Fabric prices rage much more widely, but the nice stuff that seems to make home-sewn clothes worth the effort doesn’t come cheap: an apparel-quality double-gauze (like this one that I’d love to make a top out of) is $12 to $20/yard, and the absolutely perfect Liberty of London Tanya Lawn is $36.52/yard. In December, I bought a printed pattern for an Archer button-down shirt for $18, 2.5 yards of $12/yard chambray for $30, and a spool of matching thread for $4. That’s $52 total, and I haven’t started the project yet, so I don’t actually have a new shirt.

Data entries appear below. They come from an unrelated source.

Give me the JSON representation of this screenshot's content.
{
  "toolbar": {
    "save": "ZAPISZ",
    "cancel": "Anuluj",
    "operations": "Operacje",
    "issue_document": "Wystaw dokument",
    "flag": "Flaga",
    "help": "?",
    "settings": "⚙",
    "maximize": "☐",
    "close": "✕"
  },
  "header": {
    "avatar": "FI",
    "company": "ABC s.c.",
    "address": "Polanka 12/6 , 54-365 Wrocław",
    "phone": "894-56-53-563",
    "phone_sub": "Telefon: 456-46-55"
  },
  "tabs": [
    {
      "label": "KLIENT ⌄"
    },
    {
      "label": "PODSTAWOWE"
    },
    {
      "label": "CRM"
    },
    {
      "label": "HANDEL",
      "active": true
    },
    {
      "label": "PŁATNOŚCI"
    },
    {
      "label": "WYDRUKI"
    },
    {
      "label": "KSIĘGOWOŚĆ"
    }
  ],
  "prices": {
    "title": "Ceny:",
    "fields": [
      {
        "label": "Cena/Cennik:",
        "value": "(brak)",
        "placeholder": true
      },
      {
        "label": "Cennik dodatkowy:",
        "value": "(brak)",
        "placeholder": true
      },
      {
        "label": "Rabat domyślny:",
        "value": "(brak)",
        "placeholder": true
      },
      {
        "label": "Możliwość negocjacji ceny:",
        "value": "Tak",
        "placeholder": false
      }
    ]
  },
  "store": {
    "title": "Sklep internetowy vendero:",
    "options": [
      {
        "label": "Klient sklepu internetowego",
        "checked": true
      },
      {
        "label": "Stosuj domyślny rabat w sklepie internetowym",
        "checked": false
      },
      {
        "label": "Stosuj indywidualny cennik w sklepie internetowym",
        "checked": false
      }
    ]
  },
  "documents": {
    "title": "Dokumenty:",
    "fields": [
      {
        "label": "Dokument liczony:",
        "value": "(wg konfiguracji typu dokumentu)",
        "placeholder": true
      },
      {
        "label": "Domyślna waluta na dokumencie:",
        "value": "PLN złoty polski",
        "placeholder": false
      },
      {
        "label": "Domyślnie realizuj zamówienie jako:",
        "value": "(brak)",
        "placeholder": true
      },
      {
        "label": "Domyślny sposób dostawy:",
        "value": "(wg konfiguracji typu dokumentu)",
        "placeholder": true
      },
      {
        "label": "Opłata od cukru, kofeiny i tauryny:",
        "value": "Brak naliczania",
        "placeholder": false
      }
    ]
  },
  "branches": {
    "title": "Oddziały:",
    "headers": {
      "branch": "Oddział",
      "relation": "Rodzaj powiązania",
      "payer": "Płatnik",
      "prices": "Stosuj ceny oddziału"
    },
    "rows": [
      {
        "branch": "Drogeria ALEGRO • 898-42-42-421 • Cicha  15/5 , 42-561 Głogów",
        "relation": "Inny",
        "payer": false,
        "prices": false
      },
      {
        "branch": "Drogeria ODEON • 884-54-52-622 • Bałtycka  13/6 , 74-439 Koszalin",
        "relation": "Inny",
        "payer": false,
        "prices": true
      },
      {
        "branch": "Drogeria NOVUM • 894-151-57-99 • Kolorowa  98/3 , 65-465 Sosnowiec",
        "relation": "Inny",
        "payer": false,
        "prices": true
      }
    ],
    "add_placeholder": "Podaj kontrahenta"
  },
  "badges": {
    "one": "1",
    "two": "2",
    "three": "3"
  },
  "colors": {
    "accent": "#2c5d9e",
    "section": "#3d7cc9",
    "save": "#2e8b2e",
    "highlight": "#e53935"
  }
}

It’s possible to sew for cheaper, pairing library books, free patterns, and self-drafted designs with on-sale and non-name-brand fabrics, but a fast-fashion item will still be less expensive. Old Navy is currently selling this chambray button down for $26 — and you’ll know if it fits before you put in all the sewing time.
Cheap fast fashion has moved home sewing from a frugal choice to leisure-class activity
Earlier this week, Collette Patterns posted about a sale on Adelaide ($5 rather than $9 for a PDF pattern), a dress that had caught my eye some months ago. Weakened by all the Me-Made-May stimuli, I bought the pattern and printed out the pieces. Then I came home on a Thursday night to a pile of clothes in the place in my building’s lobby where people leave things they no longer want. The item on top was a pair of grey Banana Republic pants in my size, so I grabbed the whole pile. I went upstairs and tried everything on: three pairs of pants and two skirts that all fit perfectly, and were all utterly work-appropriate.
I glanced over my shoulder at the neatly stacked pile of Adelaide printouts, put the new clothes in the laundry, and went to bed.
Dory Thrasher has a PhD in Urban Planning and works as a Data Analyst for the New York City Department of Social Services. She makes quilts, reads books, yells about inequality, and runs marathons. She lives in Brooklyn (of course).